Ortalama bir büyümeyle bu oran yüzde 33te kalırken beklentilerin altında gerçekleşecek büyüme hızı kişi başına geliri şimdikinden çok daha kötü bir düzeye indiriyor.
BÜYÜMEDE YOL AYRIMI
Aynı rapora göre, Türkiye, atlattığı büyük krizden sonra girdiği hızlı büyüme sürecinde ciddi bir yol ayrımında. Ya ekonomik alanda ciddi bir performans sergileyerek büyük ekonomiler arasında yerini alacak ya da geçmişteki hatalarını tekrarlayarak zayıf büyüme trendiyle şu anda bulunduğu durumdan da zayıf bir ekonomik yapıyla yaşamak zorunda kalacak.

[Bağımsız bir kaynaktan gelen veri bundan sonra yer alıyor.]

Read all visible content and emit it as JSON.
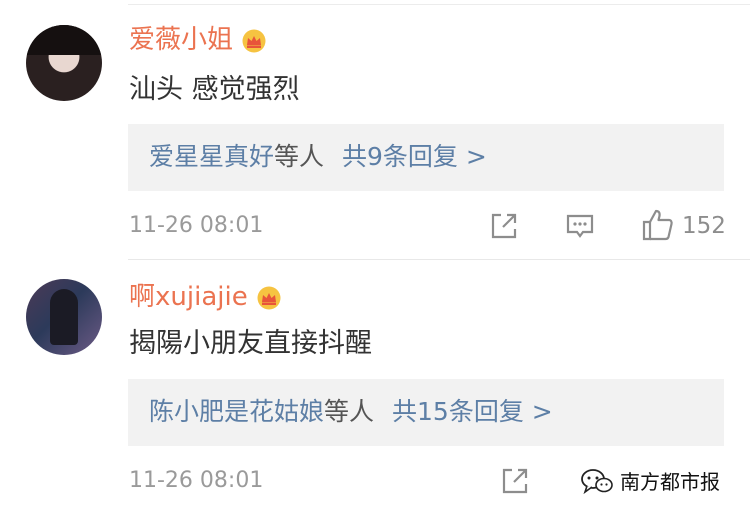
{
  "comments": [
    {
      "username": "爱薇小姐",
      "text": "汕头 感觉强烈",
      "reply_names": "爱星星真好",
      "reply_suffix": "等人",
      "reply_count": "共9条回复 >",
      "timestamp": "11-26 08:01",
      "like_count": "152"
    },
    {
      "username": "啊xujiajie",
      "text": "揭陽小朋友直接抖醒",
      "reply_names": "陈小肥是花姑娘",
      "reply_suffix": "等人",
      "reply_count": "共15条回复 >",
      "timestamp": "11-26 08:01"
    }
  ],
  "watermark": {
    "text": "南方都市报"
  },
  "colors": {
    "username": "#eb7350",
    "link": "#5d7fa6",
    "meta": "#9a9a9a",
    "reply_bg": "#f2f2f2"
  }
}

OECDye göre büyümeyi tehdit eden üç ana unsur ise siyasi güvensizlik ve makroekonomik istikrarsızlık (güven sorunu), kamu kesimindeki verimsizlik ve politik etkilere açık yapı (yönetim sorunu), özel sektörü kayıt dışı faaliyete zorlayarak vergi kapasitesini düşüren ekonomik yapı (kayıtdışılık sorunu) olarak sıralanıyor. Bunların yanına dördüncü bir unsur olarak Türkiye ekonomisindeki büyümeyi destekleyecek insangücü kalitesi sorununu da katmak gerekiyor. Bu konuyu önümüzdeki yazıda ele alacağız.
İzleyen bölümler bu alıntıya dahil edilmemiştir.